AI e diagnostica sono strettamente legati dal concetto di “predizione”. Tramite l’intelligenza artificiale si possono creare dei veri e propri ‘modelli predittivi’ matematici, in grado di supportare l’identificazione precoce degli esordi di una malattia, prima dell’insorgenza. In sostanza, tutti i dati accumulati sul modo in cui si sono sviluppati dei tumori hanno permesso di far nascere questi modelli: analisi di ciò che può avvenire in futuro, sulla base di dati precedenti.

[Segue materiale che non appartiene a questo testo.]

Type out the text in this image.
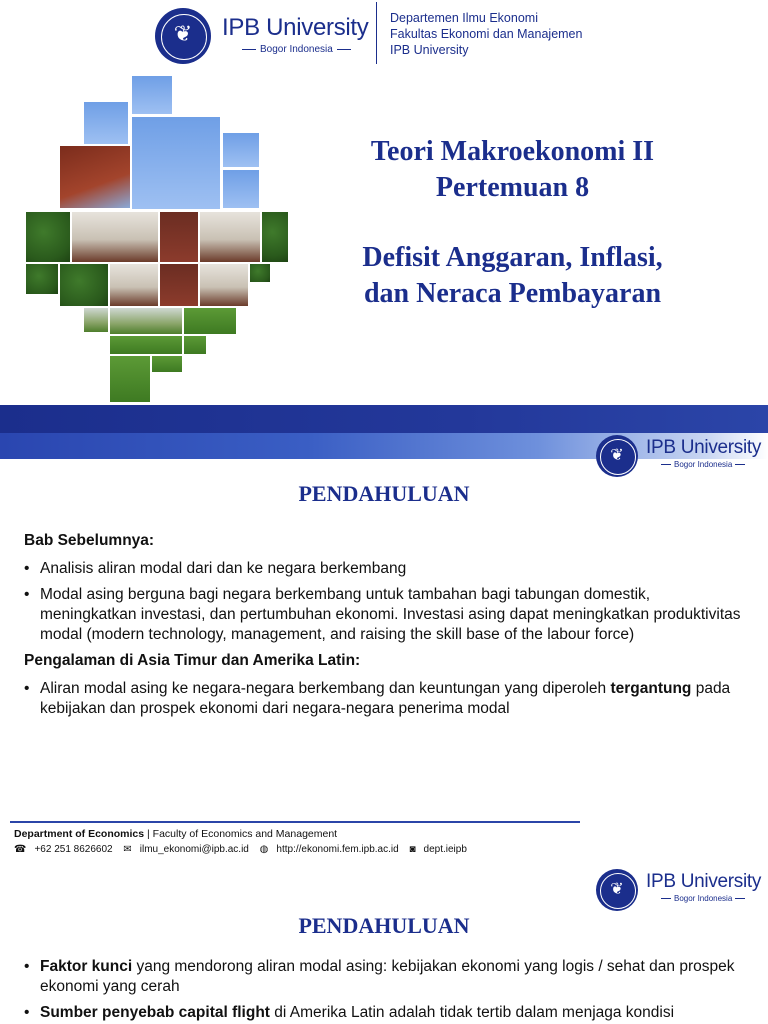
❦	IPB University
Bogor Indonesia
Departemen Ilmu Ekonomi
Fakultas Ekonomi dan Manajemen
IPB University
Teori Makroekonomi II
Pertemuan 8
Defisit Anggaran, Inflasi,
dan Neraca Pembayaran
❦	IPB University
Bogor Indonesia
PENDAHULUAN
Bab Sebelumnya:
• Analisis aliran modal dari dan ke negara berkembang
• Modal asing berguna bagi negara berkembang untuk tambahan bagi tabungan domestik, meningkatkan investasi, dan pertumbuhan ekonomi. Investasi asing dapat meningkatkan produktivitas modal (modern technology, management, and raising the skill base of the labour force)
Pengalaman di Asia Timur dan Amerika Latin:
• Aliran modal asing ke negara-negara berkembang dan keuntungan yang diperoleh tergantung pada kebijakan dan prospek ekonomi dari negara-negara penerima modal
Department of Economics | Faculty of Economics and Management
☎ +62 251 8626602 ✉ ilmu_ekonomi@ipb.ac.id ◍ http://ekonomi.fem.ipb.ac.id ◙ dept.ieipb
❦	IPB University
Bogor Indonesia
PENDAHULUAN
• Faktor kunci yang mendorong aliran modal asing: kebijakan ekonomi yang logis / sehat dan prospek ekonomi yang cerah
• Sumber penyebab capital flight di Amerika Latin adalah tidak tertib dalam menjaga kondisi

"Il primo campo su cui, l’intelligenza artificiale che vediamo oggi – continua De Pietro – ha iniziato a dare i risultati, è stato proprio quello del riconoscimento delle immagini. Oggi la prima grande applicazione in medicina riguarda proprio il Medical Imaging. Anche in questo caso, si tratta di sistemi che necessitano di essere addestrati. Quindi, quello che producono è legato alla qualità dell’addestramento. Uno dei vantaggi è la possibilità di supportare la diagnosi. Questi sistemi sono già molto utilizzati nella medicina. Processando un’enorme quantità di dati, infatti, possono riconoscere un particolare tipo di lesione tumorale o malattia. È sempre il medico, però, ad avere l'ultima parola, cioè dovrà decidere se la macchina ha dato un risultato coerente oppure no. Trattandosi di sistemi sensibili, infatti, anche una piccola modifica può generare un errore". Il presupposto di base rimane il corretto addestramento della macchina.

Oggi l’intelligenza artificiale è già dato risultati in molti campi. Ad esempio, “nell’ambito del Covid – spiega il direttore – alcuni sistemi, dopo essere stati addestrati attraverso le radiografie, hanno dimostrato di poter rilevare la polmonite interstiziale. Inoltre un altro valore aggiunto è che addestrando in maniera eccellente le macchine, si possono diffondere determinati standard, creando maggiore equità nella cura».

Ma l’intelligenza artificiale unita alla realtà virtuale è anche in grado di personalizzare i percorsi riabilitativi, i campi di applicazione abbracciano anche i dispositivi medicali. In conclusione, le prospettive future sono vastissime, ma i problemi da affrontare sono ancora tanti, tra cui l’aspetto etico e normativo.